Comment 10 MinLi 2021-06-17 09:47:29 UTC

Hi, Sinny Kumari 
I list the steps in detail, please reach out to me if you still can't reproduce this bug.

Comment 11 Sinny Kumari 2021-06-18 07:44:34 UTC

Since I can't create my own SNO cluster on baremetal, working with Min Li to get access to a cluster where bug is reproducible.

Comment 12 Sinny Kumari 2021-06-22 15:25:53 UTC

Looked into logs from reproducible cluster that MinLi shared. I think we are seeing that status message of Updated in worker pool is not getting updated because there is no node in worker pool to update.
This issue is not specific to kube cert rotation. we can reproduced this issue on any SNO cluster or a cluster with 0 worker nodes and apply a MachineConfig targeted to worker pool.

With current behavior, status will be updated accordingly once one or more node are present/added into worker pool.

Lowering the priority because this doesn't impact SNO or regular cluster in any way i.e. applying a MachineConfig, scale up or scale down of node in a pool(or worker) should work fine. We can look at updating status message in future when we have some free cycle.

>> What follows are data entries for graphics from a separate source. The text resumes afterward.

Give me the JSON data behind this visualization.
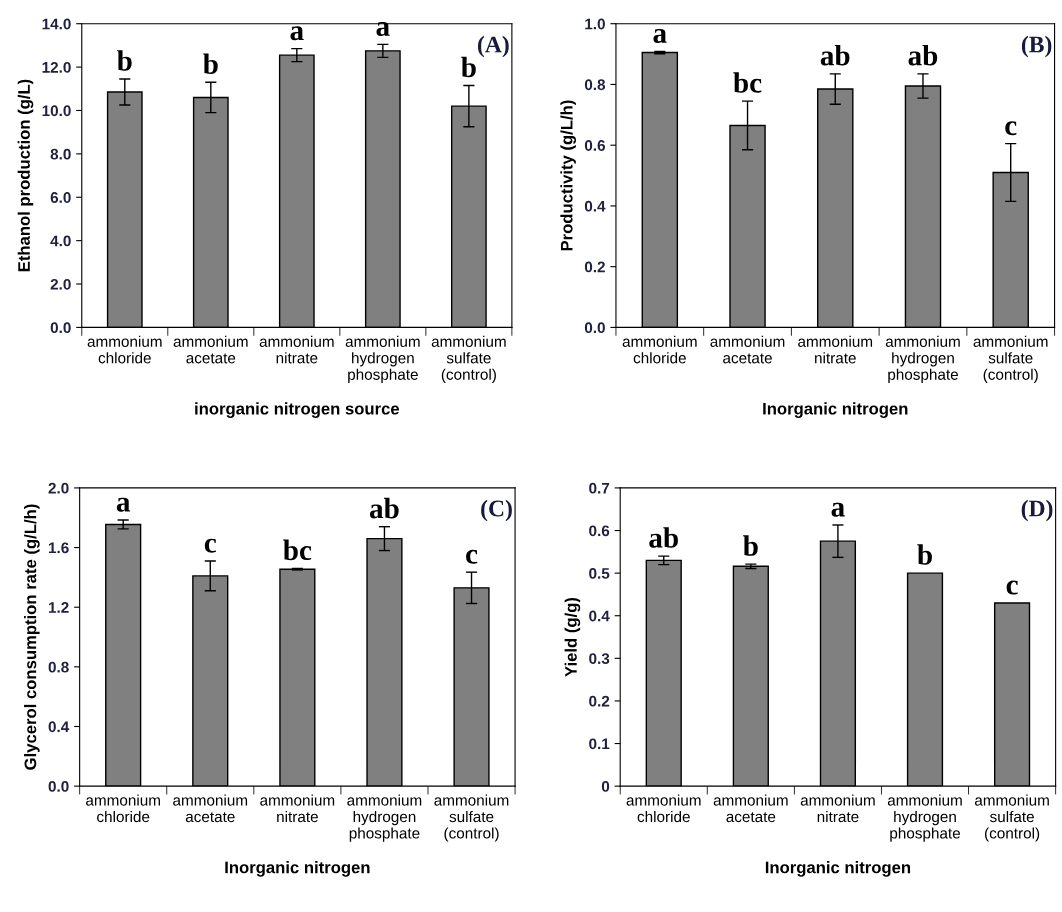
{
  "chart_data": [
    {
      "type": "bar",
      "xlabel": "inorganic nitrogen source",
      "ylabel": "Ethanol production (g/L)",
      "color": "#808080",
      "categories": [
        "ammonium\nchloride",
        "ammonium\nacetate",
        "ammonium\nnitrate",
        "ammonium\nhydrogen\nphosphate",
        "ammonium\nsulfate\n(control)"
      ],
      "values": [
        10.85,
        10.6,
        12.55,
        12.75,
        10.2
      ],
      "errors": [
        0.6,
        0.7,
        0.3,
        0.3,
        0.95
      ],
      "ylim": [
        0,
        14
      ],
      "yticks": [
        {
          "value": 0,
          "label": "0.0"
        },
        {
          "value": 2,
          "label": "2.0"
        },
        {
          "value": 4,
          "label": "4.0"
        },
        {
          "value": 6,
          "label": "6.0"
        },
        {
          "value": 8,
          "label": "8.0"
        },
        {
          "value": 10,
          "label": "10.0"
        },
        {
          "value": 12,
          "label": "12.0"
        },
        {
          "value": 14,
          "label": "14.0"
        }
      ],
      "annotations": [
        "(A)",
        {
          "text": "b",
          "x": "ammonium\nchloride",
          "y": 10.85
        },
        {
          "text": "b",
          "x": "ammonium\nacetate",
          "y": 10.6
        },
        {
          "text": "a",
          "x": "ammonium\nnitrate",
          "y": 12.55
        },
        {
          "text": "a",
          "x": "ammonium\nhydrogen\nphosphate",
          "y": 12.75
        },
        {
          "text": "b",
          "x": "ammonium\nsulfate\n(control)",
          "y": 10.2
        }
      ]
    },
    {
      "type": "bar",
      "xlabel": "Inorganic nitrogen",
      "ylabel": "Productivity (g/L/h)",
      "color": "#808080",
      "categories": [
        "ammonium\nchloride",
        "ammonium\nacetate",
        "ammonium\nnitrate",
        "ammonium\nhydrogen\nphosphate",
        "ammonium\nsulfate\n(control)"
      ],
      "values": [
        0.905,
        0.665,
        0.785,
        0.795,
        0.51
      ],
      "errors": [
        0.004,
        0.08,
        0.05,
        0.04,
        0.095
      ],
      "ylim": [
        0,
        1.0
      ],
      "yticks": [
        {
          "value": 0,
          "label": "0.0"
        },
        0.2,
        0.4,
        0.6,
        0.8,
        {
          "value": 1,
          "label": "1.0"
        }
      ],
      "annotations": [
        "(B)",
        {
          "text": "a",
          "x": "ammonium\nchloride",
          "y": 0.905
        },
        {
          "text": "bc",
          "x": "ammonium\nacetate",
          "y": 0.665
        },
        {
          "text": "ab",
          "x": "ammonium\nnitrate",
          "y": 0.785
        },
        {
          "text": "ab",
          "x": "ammonium\nhydrogen\nphosphate",
          "y": 0.795
        },
        {
          "text": "c",
          "x": "ammonium\nsulfate\n(control)",
          "y": 0.51
        }
      ]
    },
    {
      "type": "bar",
      "xlabel": "Inorganic nitrogen",
      "ylabel": "Glycerol consumption rate (g/L/h)",
      "color": "#808080",
      "categories": [
        "ammonium\nchloride",
        "ammonium\nacetate",
        "ammonium\nnitrate",
        "ammonium\nhydrogen\nphosphate",
        "ammonium\nsulfate\n(control)"
      ],
      "values": [
        1.755,
        1.41,
        1.455,
        1.66,
        1.33
      ],
      "errors": [
        0.03,
        0.1,
        0.005,
        0.08,
        0.105
      ],
      "ylim": [
        0,
        2.0
      ],
      "yticks": [
        {
          "value": 0,
          "label": "0.0"
        },
        0.4,
        0.8,
        1.2,
        1.6,
        {
          "value": 2,
          "label": "2.0"
        }
      ],
      "annotations": [
        "(C)",
        {
          "text": "a",
          "x": "ammonium\nchloride",
          "y": 1.755
        },
        {
          "text": "c",
          "x": "ammonium\nacetate",
          "y": 1.41
        },
        {
          "text": "bc",
          "x": "ammonium\nnitrate",
          "y": 1.455
        },
        {
          "text": "ab",
          "x": "ammonium\nhydrogen\nphosphate",
          "y": 1.66
        },
        {
          "text": "c",
          "x": "ammonium\nsulfate\n(control)",
          "y": 1.33
        }
      ]
    },
    {
      "type": "bar",
      "xlabel": "Inorganic nitrogen",
      "ylabel": "Yield (g/g)",
      "color": "#808080",
      "categories": [
        "ammonium\nchloride",
        "ammonium\nacetate",
        "ammonium\nnitrate",
        "ammonium\nhydrogen\nphosphate",
        "ammonium\nsulfate\n(control)"
      ],
      "values": [
        0.53,
        0.516,
        0.575,
        0.5,
        0.43
      ],
      "errors": [
        0.01,
        0.005,
        0.038,
        null,
        null
      ],
      "ylim": [
        0,
        0.7
      ],
      "yticks": [
        0,
        0.1,
        0.2,
        0.3,
        0.4,
        0.5,
        0.6,
        0.7
      ],
      "annotations": [
        "(D)",
        {
          "text": "ab",
          "x": "ammonium\nchloride",
          "y": 0.53
        },
        {
          "text": "b",
          "x": "ammonium\nacetate",
          "y": 0.516
        },
        {
          "text": "a",
          "x": "ammonium\nnitrate",
          "y": 0.575
        },
        {
          "text": "b",
          "x": "ammonium\nhydrogen\nphosphate",
          "y": 0.5
        },
        {
          "text": "c",
          "x": "ammonium\nsulfate\n(control)",
          "y": 0.43
        }
      ]
    }
  ]
}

Comment 13 Sinny Kumari 2021-11-08 17:58:02 UTC

This doesn't impact cluster behavior in any way. Nice to get fixed but not necessary because there are no node in worker pool. With other high priorities bug and new feature work, MCO team won't be able to fix it soon. Closing this for now, new bug can be reopened if this has direct known impact from customer end.